1 Vorgeschichte: Im Westen was Neues


Alles schon einmal da gewesen

Hört man heute so manche Diskussion um Windenergie und Standorte von Windrädern, kann man nur milde lächeln angesichts der Tatsache, wie weit verbreitet Windräder vor über hundert Jahren in Bayern waren. Von Oberbayern bis ins österreichische Innviertel zog sich ein dichtes stählernes Band dieser „Luftmotoren“. Und blickt man noch weiter zurück und hinaus über den Tellerrand, ins Zeitalter der großen europäischen Windmühlen, dann wird deutlich, wie weit wir uns entfernt haben von der Idee der Energie aus der Luft. Dabei hat sie eine jahrhundertealte Geschichte. Bereits in der Antike soll der Wind genutzt worden sein, um Mühlen und Schiffe anzutreiben1. Ohne seine Windmühlen hätte es Holland nicht zur Handelsmacht geschafft, und genauso wenig ohne Segelschifffahrt. Der mittelalterliche Handel zwischen den Kontinenten wäre ohne Windkraft nicht denkbar gewesen, auch nicht die Entdeckung Amerikas. Bis ins 19. Jahrhundert hinein blieb die Schifffahrt ausschließlich Segelschifffahrt. Erst dann entstanden andere, fossile Antriebsarten, die allmählich Segelschiffen und Mühlen Konkurrenz machten.

Zunächst aber waren sie noch da, die europäischen Windmühlen: am Ende des 19. Jahrhunderts gab es allein in Deutschland noch Tausende von ihnen. Diese Windmühlen sollten, ausgelöst durch die massenhafte Besiedelung Nordamerikas, eine erstaunliche Weiterentwicklung erleben. Aber wie kam das alles und wie hängt es zusammen?

Europäische Windmühlen

Erste Spuren europäischer Windmühlen führen zurück ins 12. Jahrhundert.

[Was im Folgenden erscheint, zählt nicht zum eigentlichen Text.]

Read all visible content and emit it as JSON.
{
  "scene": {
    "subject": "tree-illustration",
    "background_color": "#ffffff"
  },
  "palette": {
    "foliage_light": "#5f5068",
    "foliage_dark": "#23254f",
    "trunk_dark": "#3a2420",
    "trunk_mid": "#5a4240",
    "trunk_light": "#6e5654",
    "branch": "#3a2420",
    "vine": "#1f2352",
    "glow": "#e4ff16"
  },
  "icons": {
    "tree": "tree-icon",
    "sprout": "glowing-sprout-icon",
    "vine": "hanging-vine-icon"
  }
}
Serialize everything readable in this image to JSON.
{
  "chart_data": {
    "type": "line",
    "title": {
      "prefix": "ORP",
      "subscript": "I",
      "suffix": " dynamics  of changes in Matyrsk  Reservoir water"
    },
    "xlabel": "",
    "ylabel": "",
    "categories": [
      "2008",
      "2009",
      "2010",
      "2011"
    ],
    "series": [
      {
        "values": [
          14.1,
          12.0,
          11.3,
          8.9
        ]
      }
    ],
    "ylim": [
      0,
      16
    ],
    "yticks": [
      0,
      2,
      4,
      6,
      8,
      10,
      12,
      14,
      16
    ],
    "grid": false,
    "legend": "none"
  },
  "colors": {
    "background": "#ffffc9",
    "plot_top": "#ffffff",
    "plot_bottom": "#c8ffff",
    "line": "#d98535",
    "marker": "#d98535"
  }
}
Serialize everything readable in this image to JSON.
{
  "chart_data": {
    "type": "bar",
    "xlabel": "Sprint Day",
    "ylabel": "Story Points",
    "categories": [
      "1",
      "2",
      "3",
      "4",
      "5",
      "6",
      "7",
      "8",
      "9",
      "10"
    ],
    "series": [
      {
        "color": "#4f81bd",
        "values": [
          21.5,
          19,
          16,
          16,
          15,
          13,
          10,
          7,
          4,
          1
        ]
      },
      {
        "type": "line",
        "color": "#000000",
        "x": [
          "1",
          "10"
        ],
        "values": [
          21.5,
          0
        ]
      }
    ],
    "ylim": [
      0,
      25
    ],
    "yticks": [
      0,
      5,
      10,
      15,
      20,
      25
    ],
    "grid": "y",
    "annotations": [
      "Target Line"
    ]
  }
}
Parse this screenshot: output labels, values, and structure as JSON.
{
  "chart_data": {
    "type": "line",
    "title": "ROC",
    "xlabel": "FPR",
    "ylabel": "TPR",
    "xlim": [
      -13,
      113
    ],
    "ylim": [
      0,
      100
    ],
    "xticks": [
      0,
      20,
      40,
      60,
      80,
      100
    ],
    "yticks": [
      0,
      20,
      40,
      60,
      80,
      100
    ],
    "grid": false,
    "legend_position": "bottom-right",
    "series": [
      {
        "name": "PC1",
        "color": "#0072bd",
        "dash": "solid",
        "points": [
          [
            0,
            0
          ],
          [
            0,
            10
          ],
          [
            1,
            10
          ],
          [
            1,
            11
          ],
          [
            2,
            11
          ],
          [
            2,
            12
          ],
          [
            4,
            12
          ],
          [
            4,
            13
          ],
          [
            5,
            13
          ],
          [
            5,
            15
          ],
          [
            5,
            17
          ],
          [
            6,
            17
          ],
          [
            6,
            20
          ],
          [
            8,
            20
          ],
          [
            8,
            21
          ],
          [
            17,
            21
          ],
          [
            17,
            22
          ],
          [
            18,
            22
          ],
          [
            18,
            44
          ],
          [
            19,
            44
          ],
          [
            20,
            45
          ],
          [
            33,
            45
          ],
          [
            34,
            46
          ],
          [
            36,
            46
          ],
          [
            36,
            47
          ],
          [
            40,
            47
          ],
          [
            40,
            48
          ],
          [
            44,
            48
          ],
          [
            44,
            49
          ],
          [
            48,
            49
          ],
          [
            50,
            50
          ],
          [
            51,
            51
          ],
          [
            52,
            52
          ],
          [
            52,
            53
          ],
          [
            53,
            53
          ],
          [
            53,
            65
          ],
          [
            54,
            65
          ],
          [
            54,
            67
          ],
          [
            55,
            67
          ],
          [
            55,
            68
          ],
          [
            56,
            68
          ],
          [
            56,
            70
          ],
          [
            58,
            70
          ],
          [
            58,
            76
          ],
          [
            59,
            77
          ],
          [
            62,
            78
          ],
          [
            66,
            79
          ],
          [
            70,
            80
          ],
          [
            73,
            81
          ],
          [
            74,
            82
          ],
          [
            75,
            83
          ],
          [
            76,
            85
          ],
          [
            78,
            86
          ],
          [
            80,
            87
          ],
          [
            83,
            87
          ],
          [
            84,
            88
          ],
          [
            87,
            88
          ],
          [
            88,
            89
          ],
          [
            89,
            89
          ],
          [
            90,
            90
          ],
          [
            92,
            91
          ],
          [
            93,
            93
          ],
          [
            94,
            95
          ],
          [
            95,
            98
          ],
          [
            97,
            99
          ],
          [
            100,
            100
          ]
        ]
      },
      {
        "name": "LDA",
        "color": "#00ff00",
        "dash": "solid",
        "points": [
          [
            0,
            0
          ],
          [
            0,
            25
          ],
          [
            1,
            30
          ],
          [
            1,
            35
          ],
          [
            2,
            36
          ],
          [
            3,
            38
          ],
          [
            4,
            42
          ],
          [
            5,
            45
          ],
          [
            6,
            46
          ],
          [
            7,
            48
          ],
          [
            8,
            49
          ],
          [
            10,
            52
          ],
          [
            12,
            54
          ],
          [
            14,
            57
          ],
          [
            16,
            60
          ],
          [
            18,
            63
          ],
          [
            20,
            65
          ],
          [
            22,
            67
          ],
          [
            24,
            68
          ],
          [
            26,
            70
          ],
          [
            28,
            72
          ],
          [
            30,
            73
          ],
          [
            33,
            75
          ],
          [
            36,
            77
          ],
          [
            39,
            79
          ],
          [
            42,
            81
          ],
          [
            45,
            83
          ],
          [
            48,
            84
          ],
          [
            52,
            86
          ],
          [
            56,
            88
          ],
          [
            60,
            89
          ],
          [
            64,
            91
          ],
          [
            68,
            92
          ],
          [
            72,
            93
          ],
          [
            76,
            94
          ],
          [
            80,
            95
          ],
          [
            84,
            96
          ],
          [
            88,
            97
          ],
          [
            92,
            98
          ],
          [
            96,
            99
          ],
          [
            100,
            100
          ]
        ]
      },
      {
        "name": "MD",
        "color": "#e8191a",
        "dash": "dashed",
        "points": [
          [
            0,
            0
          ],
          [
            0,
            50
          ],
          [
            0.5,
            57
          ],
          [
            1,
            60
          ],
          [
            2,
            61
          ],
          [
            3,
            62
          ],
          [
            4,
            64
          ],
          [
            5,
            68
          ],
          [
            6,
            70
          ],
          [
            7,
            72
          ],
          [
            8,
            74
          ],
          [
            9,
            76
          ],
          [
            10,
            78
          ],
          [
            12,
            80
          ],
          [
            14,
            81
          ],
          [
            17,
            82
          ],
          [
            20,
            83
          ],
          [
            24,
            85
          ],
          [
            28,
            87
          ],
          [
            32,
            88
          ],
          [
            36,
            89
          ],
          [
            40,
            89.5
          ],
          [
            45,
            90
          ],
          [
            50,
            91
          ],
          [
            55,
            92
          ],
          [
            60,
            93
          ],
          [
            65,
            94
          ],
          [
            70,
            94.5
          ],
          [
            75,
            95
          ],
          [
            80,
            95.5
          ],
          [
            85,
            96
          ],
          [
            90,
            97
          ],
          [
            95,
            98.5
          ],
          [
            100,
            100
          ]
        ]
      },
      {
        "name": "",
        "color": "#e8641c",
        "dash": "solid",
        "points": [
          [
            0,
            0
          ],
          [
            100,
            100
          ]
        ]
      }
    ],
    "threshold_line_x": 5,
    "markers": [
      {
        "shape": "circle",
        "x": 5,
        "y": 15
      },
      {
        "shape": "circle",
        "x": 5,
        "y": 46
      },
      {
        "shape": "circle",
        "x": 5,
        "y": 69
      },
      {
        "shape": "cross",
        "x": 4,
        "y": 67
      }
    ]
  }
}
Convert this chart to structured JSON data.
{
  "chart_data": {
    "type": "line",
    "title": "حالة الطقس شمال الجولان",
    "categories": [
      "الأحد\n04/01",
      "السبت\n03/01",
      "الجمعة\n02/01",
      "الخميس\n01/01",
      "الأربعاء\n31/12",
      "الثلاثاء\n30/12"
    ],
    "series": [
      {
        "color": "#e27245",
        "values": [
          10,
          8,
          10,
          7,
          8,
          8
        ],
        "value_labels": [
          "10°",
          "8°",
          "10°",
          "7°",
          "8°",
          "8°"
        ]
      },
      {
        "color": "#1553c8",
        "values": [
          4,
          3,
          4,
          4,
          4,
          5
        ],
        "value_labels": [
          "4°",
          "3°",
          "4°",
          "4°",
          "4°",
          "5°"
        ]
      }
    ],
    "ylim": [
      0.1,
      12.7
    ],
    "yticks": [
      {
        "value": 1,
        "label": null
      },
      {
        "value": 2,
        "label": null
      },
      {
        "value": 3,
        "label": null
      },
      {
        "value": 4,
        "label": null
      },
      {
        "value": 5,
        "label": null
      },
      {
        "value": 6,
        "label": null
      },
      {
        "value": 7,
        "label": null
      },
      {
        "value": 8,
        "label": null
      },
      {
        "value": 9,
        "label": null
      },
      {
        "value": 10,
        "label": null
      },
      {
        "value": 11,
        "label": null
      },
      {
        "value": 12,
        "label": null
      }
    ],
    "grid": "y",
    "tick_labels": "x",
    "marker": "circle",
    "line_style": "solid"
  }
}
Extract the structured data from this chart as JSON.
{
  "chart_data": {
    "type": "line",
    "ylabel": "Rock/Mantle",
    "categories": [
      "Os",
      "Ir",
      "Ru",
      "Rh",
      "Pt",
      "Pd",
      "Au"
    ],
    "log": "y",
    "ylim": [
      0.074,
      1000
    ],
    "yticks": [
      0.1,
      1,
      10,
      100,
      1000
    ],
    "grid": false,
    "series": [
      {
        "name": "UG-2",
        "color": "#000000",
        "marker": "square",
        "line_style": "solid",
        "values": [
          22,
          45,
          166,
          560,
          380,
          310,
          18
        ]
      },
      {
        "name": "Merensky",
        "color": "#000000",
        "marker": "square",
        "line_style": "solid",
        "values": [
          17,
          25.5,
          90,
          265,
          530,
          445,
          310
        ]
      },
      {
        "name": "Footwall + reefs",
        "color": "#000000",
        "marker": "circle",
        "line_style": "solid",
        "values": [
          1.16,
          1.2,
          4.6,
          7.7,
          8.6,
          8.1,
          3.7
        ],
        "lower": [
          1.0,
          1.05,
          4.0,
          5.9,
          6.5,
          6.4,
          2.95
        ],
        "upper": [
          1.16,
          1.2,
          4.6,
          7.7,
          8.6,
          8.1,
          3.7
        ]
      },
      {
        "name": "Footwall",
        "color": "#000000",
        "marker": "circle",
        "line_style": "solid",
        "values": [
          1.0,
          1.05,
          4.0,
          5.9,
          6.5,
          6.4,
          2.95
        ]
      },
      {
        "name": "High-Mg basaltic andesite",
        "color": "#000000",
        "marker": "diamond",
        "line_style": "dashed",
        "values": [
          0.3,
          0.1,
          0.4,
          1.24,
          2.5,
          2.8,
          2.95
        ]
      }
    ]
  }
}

Von Nordfrankreich und Belgien aus verbreiteten sich die „Bockwindmühlen“ im Lauf der Zeit nach Norddeutschland2 und weiter bis ins Baltikum. Bei diesem Mühlentyp war das Mühlenhaus als stabile Holzkonstruktion komplett drehbar auf einer Art Bock aufgebaut. Das meistens vierflügelige Windrad mit horizontaler Drehachse war im oberen Mühlenhaus gelagert. Änderte sich die Windrichtung, musste das ganze Mühlenhaus manuell in die neue Windrichtung gebracht werden. Dies geschah durch den an der Rückwand befestigten „Steert“, einen langen, als Hebel wirkenden Holzbalken (Abb. 1). Die Bedienung der Bockwindmühlen war überaus mühsam: Neben seiner eigentlichen Aufgabe, dem Mahlen und dem Bedienen der Mühlenmechanik, musste sich der Müller auch um die richtige Ausrichtung der Mühle und die passende Stellung der Windflügel zum Wind kümmern. Bei höheren Windstärken konnte das durchaus gefährlich werden.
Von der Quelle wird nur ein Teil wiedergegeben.